The Overlooked Engine Behind Event Growth
There’s a pattern I’ve started to notice in conversations with event teams over the last year. It usually begins with something about attendance feeling harder — harder to grow, harder to predict, harder to justify the marketing spend behind. The instinct is to treat it like a bottom-of-funnel problem. We need more reach. Better targeting. Stronger acquisition campaigns.
But when you zoom out and look at how marketing is actually working today, a different issue starts to surface. So many organizations are optimizing for conversions that they’ve unintentionally deprioritized the thing that makes conversions easier in the first place: community.
Community management isn’t a LinkedIn group. It isn’t a content calendar. It isn’t “posting more.” It’s the intentional work of making your audience feel connected to you between your biggest moments — a continuous thread that pulls in new prospects, then keeps tugging at them to return. Strategically, that means:
- Thinking beyond campaign windows. Your audience shouldn’t only hear from you when something is for sale. If your presence disappears between registration pushes, that’s not a marketing gap, it’s a relationship gap.
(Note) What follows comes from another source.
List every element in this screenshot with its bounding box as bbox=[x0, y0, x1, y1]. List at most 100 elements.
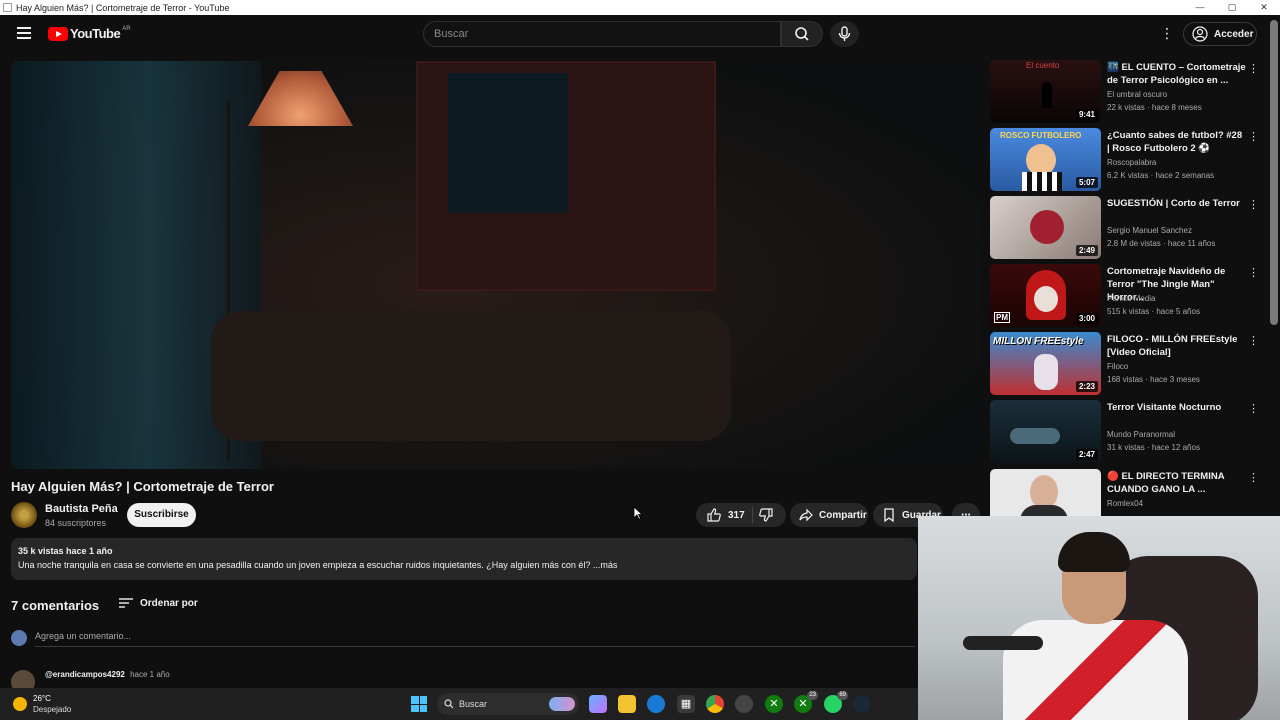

- Treating conversation as part of the job. That means not just pushing information out, but responding, participating and showing up in discussions happening in your industry — even when you didn’t start them.
- Making audience visibility normal. If the only time members see themselves reflected in your content is during speaker announcements or awards season, you’re missing the everyday moments that build belonging and drive retention.
- Building responsiveness into how you operate. Comments, DMs and questions are a strategic way to inform your marketing. They’re opportunities to reinforce that someone on the other side is actually listening.
- Investing in the relationship before you need the registration. When people feel consistently connected to your ecosystem, the decision to attend doesn’t start when the email hits their inbox. It’s already been forming for months.
Especially in a marketing landscape where professionals are inundated with messages, disappearing between campaigns creates whitespace. And whitespace rarely stays empty. Another organization fills it. Another brand becomes the consistent voice. Another community becomes the place where conversations are happening.
Sprout’s 2026 research reinforces this shift: Audiences plan to engage with brands as much or more next year, but they are looking for interaction and authenticity — not just content pushed into their feeds. The appetite for connection hasn’t gone away. If anything, it has increased. The question is whether we are structuring our channels to facilitate that connection, or simply to promote deadlines.
When community management is consistent, something subtle but important changes. Your event stops being a date on a calendar and starts becoming part of someone’s professional rhythm. The conversations don’t feel transactional. The value doesn’t feel seasonal. So, when registration opens, it’s viewed as a continuation of an ongoing relationship versus a cold ask.
This is also why community work is so easy to deprioritize. It’s long term. It’s also less visible and doesn’t always tie neatly to a quarterly KPI. In an environment where acquisition feels urgent and measurable, the slower infrastructure work is often the first thing to slip — even in well-run organizations with strong events and savvy marketers.
But if 2026 truly is a year where retention demands more focus, as the most recent Freeman Trends Report suggests, then community management can’t be treated as an add-on. It’s not a channel strategy — it’s operational strategy. It’s the connective tissue that keeps your ecosystem alive between seasons.
So, if attendance feels harder right now, it may be worth asking a new question. Not just “How do we drive more registrations?” but also “What experience are we creating when nothing is being sold?” Because in many cases, the challenge isn’t filling the room. It’s building something people feel connected to long after they walk out of it.
Checklist
If you’re rethinking community as retention infrastructure, start here.
- Audit your quiet months: Look at the six months between your last event and your next registration push. What would an outsider see? Is it mostly announcements and deadlines, or are there signs of an active, thinking, evolving community?
- Measure beyond conversions: If your social and email performance dashboards only report clicks and registrations, you’re reinforcing short-term behavior. Start tracking conversation indicators: comments, saves, shares, replies, member spotlights, recurring contributors. Those are leading indicators of loyalty.
- Put a human in charge of the conversation: Community cannot be a side task assigned between campaign launches. Someone needs ownership — not just of posting, but of responding, engaging and participating in industry conversations that didn’t originate from you.
- Elevate member voices consistently: Make it normal for your audience to see themselves reflected in your feed — not just during speaker announcements or award season. Belonging is built through visibility.
- Treat social like a lobby, not a billboard: Before you post something, ask: Does this invite conversation or does it just push information? The difference compounds over time.